Lo que está claro con todo esto es que la oposición binaria entre vida y muerte fue sacudida. Así, abandonando el horizonte analógico para alinearse a una perspectiva digital, la muerte pasa a ser una cuestión grado. El acto de fallecer perdió su sentido absoluto y su carácter sagrado para someterse a la “capacidad de restauración” proporcionada por la tecnociencia de inspiración fáustica.

La probabilidad estadística determina el estado del paciente en algún punto entre los polos de lo vivo y lo muerto que marcan los extremos de ese macabro menú.
Varios autores han señalado una tendencia que descalifica la muerte, en los albores de la era Industrial, al extinguir sus rituales públicos y las ceremonias llenas de brillo, características de las sociedades preindustriales.

Foucault asoció dichos fenómenos con el desarrollo del biopoder, que al enfocar prioritariamente la vida en toda su extensión habría atenuado el sentido de la muerte. Así lo anuncia la promesa más fabulosa de la tecnociencia contemporánea: “gracias a la hibridación con sus productos y servicios, el cuerpo humano podría desprenderse de su finitud natural”.
Con poderes que antes concernían a los dioses, los ingenieros de la vida pretenden reformular el mapa de cada hombre, alterar el código genético y ajustar su programación.
Para conquistar la tan preciada inmortalidad, hoy las biotecnologías recurren al instrumental informático.

Virtualidad: más allá del espacio humano
Otro conjunto de restricciones derivadas de la materialidad orgánica del cuerpo humano se refiere al ámbito espacial de su existencia. Un fenómeno tan actual como el imperativo de la conexión responde a la demanda por superar tales barreras espaciales. Las tecnologías de la virtualidad suelen ser alabadas por su capacidad de potenciar y multiplicar las posibilidades humanas. Las nuevas soluciones ofrecidas por la teleinformática permiten superar los límites espaciales: anulan las distancias geográficas sin necesidad de desplazar el cuerpo e inauguran fenómenos típicamente contemporáneos como la “telepresencia” o la “presencia virtual”.

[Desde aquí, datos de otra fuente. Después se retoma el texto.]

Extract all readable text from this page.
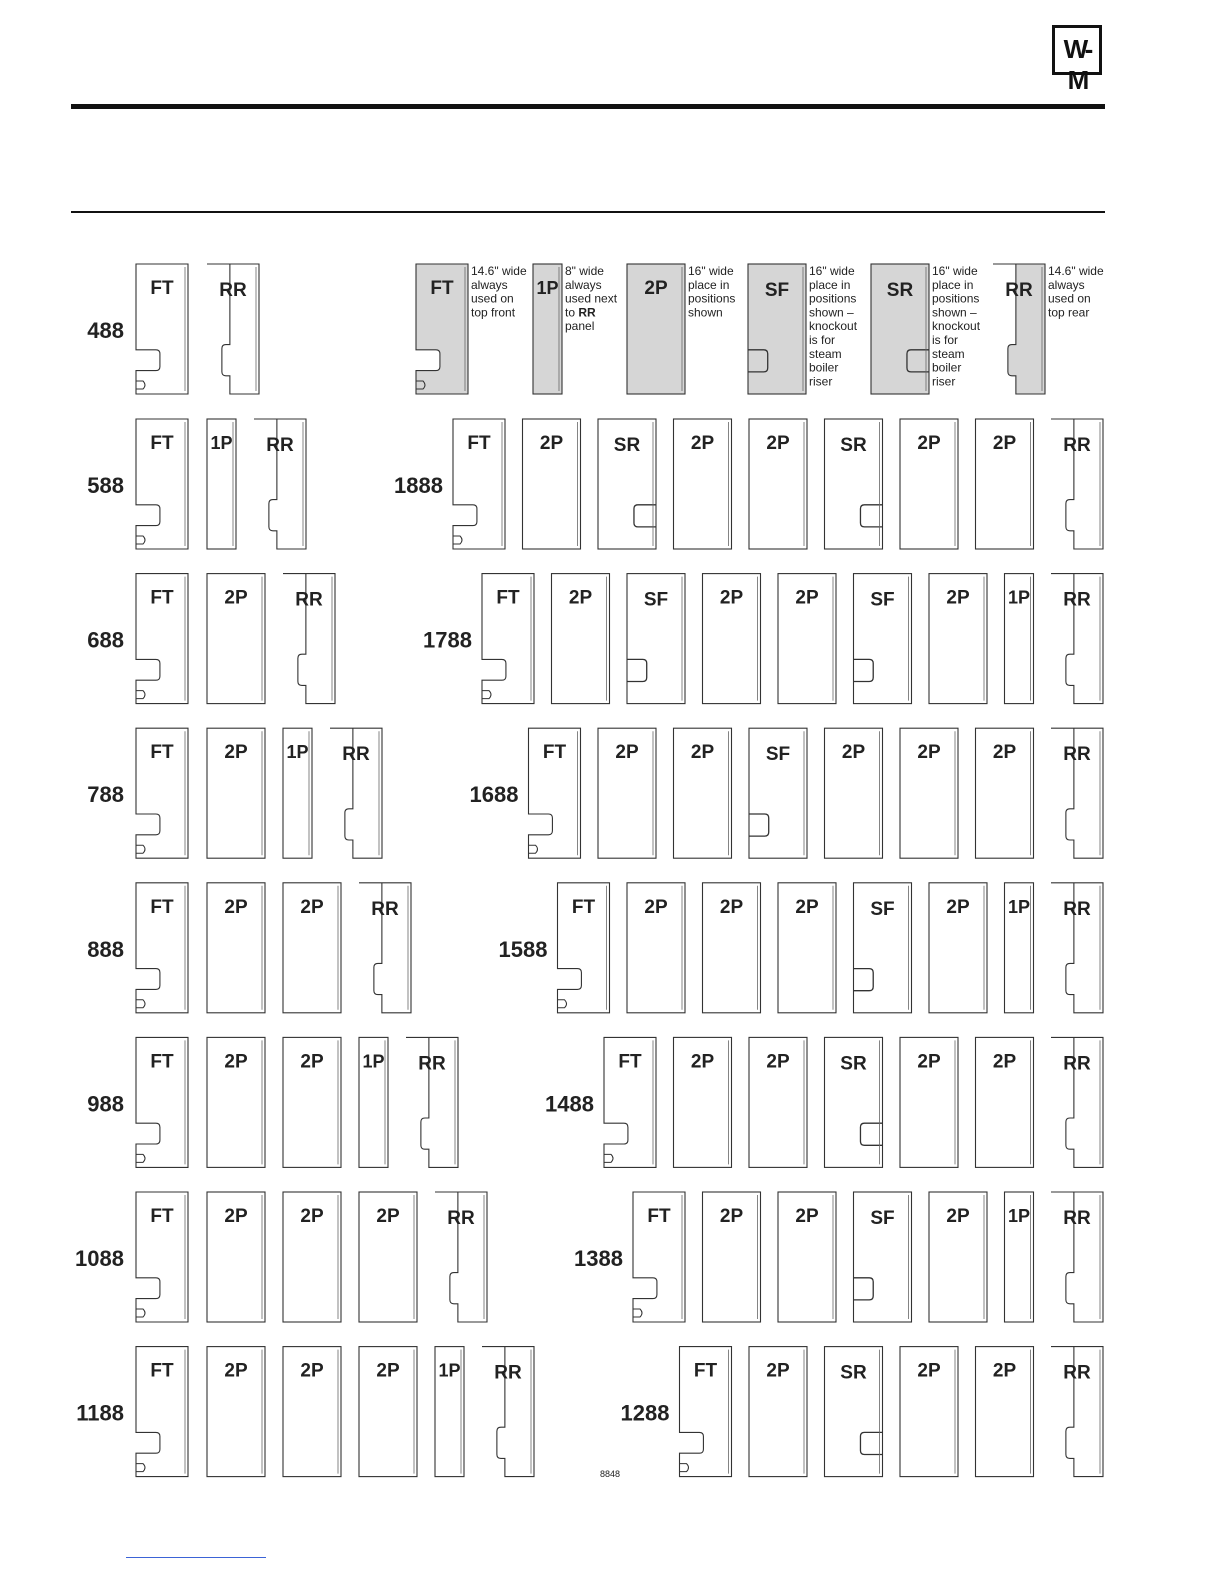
W-M
FT
14.6" wide always used on top front
1P
8" wide always used next to RR panel
2P
16" wide place in positions shown
SF
16" wide place in positions shown – knockout is for steam boiler riser
SR
16" wide place in positions shown – knockout is for steam boiler riser
RR
14.6" wide always used on top rear
488
FT RR
588
FT 1P RR
688
FT	2P	RR
788
FT	2P 1P RR
888
FT	2P	2P	RR
988
FT	2P	2P 1P RR
1088
FT	2P	2P	2P	RR
1188
FT	2P	2P	2P 1P RR
1888
FT	2P	SR	2P	2P	SR	2P	2P RR
1788
FT	2P	SF	2P	2P	SF	2P 1P RR
1688
FT	2P	2P	SF	2P	2P	2P RR
1588
FT	2P	2P	2P	SF	2P 1P RR
1488
FT	2P	2P	SR	2P	2P RR
1388
FT	2P	2P	SF	2P 1P RR
1288
FT	2P	SR	2P	2P RR
8848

Más allá de “virtualizar” los cuerpos extendiendo su capacidad de acción por el espacio global, la convergencia digital de todos los datos y tecnologías también amplía al infinito las posibilidades de rastreo y colonización de las pequeñas prácticas cotidianas.

La actual obsesión por la seguridad se metaboliza mediante la oferta de dispositivos tecnológicos específicos para que los consumidores del mercado global se sientan protegidos en una época en la cual el contingente de excluidos del mercado capitalista no cesa de aumentar con el desempleo creciente y la miseria desbordando por los márgenes e impregnando el centro de las grandes ciudades.

Las subjetividades y los cuerpos contemporáneos se ven afectados por las tecnologías de la virtualidad y la inmortalidad, y por los nuevos modos que inauguran de entender y vivenciar los límites espacio-temporales que estas tecnologías inauguran.

Ser Humano:
Acompañando las transformaciones de las últimas décadas, los discursos de los medios, las ciencias y las artes están engendrando un nuevo personaje: el hombre postorgánico.